Oddly enough, I was thinking the same thing.

You've asserted that they're ignoring cost in their pricing, but have provided no evidence for it. Uber and Lyft have claimed to be profitable in their biggest markets. Doesn't that suggest they set prices above marginal cost?


Wow. They were apparently profitable for two minutes in 2016, might be what you're referring to? I haven't provided any evidence because I assumed you had access to the same real world information as I do, but if you don't have internet I can mail you some stuff.


You're confusing company aggregate profit for profit within each market.


No, I'm referring to the US market. They have never been profitable overall but for a very brief period in 2016 they claimed that the US operation was profitable.


How about in NYC? Profitable there?

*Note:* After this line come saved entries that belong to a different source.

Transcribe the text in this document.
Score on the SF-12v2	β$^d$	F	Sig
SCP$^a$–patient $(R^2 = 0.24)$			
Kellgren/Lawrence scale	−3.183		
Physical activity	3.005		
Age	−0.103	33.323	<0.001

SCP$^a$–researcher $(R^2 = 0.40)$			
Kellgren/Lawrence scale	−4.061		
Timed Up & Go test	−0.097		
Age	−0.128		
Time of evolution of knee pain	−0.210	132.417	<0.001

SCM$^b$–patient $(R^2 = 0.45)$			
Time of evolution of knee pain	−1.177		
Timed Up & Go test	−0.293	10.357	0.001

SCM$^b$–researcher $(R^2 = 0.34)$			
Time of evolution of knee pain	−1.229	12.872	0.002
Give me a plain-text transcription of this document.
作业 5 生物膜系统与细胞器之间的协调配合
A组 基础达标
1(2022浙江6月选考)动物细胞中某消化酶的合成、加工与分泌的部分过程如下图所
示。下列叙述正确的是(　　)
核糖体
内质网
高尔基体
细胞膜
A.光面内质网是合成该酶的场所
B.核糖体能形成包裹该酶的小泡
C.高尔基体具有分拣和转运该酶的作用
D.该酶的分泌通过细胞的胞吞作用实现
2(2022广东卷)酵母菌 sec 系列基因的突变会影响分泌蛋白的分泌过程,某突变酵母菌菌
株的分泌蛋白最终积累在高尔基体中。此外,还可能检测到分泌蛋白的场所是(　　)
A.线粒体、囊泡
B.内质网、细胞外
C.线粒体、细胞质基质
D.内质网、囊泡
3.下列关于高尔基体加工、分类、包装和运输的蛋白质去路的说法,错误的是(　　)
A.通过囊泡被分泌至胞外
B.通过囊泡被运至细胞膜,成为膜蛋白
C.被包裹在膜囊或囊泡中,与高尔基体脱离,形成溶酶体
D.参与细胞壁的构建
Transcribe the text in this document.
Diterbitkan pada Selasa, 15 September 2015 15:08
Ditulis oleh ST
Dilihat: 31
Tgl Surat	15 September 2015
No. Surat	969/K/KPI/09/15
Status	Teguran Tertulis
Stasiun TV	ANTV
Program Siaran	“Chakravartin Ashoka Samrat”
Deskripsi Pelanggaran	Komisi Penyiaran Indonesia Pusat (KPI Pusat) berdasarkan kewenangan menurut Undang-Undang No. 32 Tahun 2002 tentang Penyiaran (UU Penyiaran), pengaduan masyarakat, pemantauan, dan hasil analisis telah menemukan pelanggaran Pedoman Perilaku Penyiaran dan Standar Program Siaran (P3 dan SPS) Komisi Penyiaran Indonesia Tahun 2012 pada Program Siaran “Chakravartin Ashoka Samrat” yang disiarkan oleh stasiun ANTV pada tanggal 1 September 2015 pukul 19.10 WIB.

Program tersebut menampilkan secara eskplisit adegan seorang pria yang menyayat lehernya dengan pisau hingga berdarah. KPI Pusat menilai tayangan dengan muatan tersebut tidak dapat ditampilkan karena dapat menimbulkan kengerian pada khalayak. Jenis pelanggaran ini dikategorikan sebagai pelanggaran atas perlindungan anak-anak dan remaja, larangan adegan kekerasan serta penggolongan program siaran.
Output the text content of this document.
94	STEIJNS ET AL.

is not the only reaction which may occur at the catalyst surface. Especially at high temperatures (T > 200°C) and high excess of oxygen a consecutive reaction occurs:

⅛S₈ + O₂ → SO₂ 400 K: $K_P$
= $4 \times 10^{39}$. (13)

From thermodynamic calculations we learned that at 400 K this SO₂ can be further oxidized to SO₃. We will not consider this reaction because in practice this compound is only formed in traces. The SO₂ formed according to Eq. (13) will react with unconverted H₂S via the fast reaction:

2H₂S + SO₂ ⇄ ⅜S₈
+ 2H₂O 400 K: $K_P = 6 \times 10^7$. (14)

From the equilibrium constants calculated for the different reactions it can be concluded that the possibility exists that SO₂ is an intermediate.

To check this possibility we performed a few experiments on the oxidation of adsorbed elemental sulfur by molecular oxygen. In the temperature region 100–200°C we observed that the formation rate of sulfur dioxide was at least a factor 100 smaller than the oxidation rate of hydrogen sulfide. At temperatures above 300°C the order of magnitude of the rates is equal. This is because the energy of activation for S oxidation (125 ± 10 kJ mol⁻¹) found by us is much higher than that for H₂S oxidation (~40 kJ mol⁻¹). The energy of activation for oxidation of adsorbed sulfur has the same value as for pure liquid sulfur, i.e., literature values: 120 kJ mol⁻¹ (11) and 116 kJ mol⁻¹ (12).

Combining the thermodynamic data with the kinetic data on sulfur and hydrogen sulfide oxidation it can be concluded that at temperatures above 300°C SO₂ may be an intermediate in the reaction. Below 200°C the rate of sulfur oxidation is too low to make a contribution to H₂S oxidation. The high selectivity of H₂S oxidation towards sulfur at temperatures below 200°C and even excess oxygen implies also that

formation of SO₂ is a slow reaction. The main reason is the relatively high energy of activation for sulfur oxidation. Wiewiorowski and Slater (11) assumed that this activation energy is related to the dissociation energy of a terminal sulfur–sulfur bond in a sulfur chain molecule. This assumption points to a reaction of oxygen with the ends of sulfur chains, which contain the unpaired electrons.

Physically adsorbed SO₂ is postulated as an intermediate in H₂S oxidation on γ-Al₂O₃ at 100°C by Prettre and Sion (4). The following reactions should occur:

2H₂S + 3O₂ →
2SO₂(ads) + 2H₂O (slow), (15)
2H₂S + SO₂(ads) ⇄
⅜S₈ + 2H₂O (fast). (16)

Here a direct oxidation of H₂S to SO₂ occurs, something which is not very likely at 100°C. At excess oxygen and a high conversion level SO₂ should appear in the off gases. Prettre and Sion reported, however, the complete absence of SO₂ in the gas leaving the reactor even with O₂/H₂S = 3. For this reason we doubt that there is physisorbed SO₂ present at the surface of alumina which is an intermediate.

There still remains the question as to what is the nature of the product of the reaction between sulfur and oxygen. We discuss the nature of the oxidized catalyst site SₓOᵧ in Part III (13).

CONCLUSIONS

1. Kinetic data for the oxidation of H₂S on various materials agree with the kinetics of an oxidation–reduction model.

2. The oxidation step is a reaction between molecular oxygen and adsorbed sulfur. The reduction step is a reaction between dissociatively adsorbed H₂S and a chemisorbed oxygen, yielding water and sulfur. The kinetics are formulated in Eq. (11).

I believe they announced that they were.

In any case, even if they're not currently profitable, that may be because of capital expense, not operating costs. Until they go public, it's hard to know.


Airbnb is definitely among the "cheap hostel" options available today. Get a 2 bedroom apartment, put a couple bunk beds in each room, voila.


I agree, especially as part of the appeal of Airbnb is the kitchen and that you can sneak extra people into the building very easily.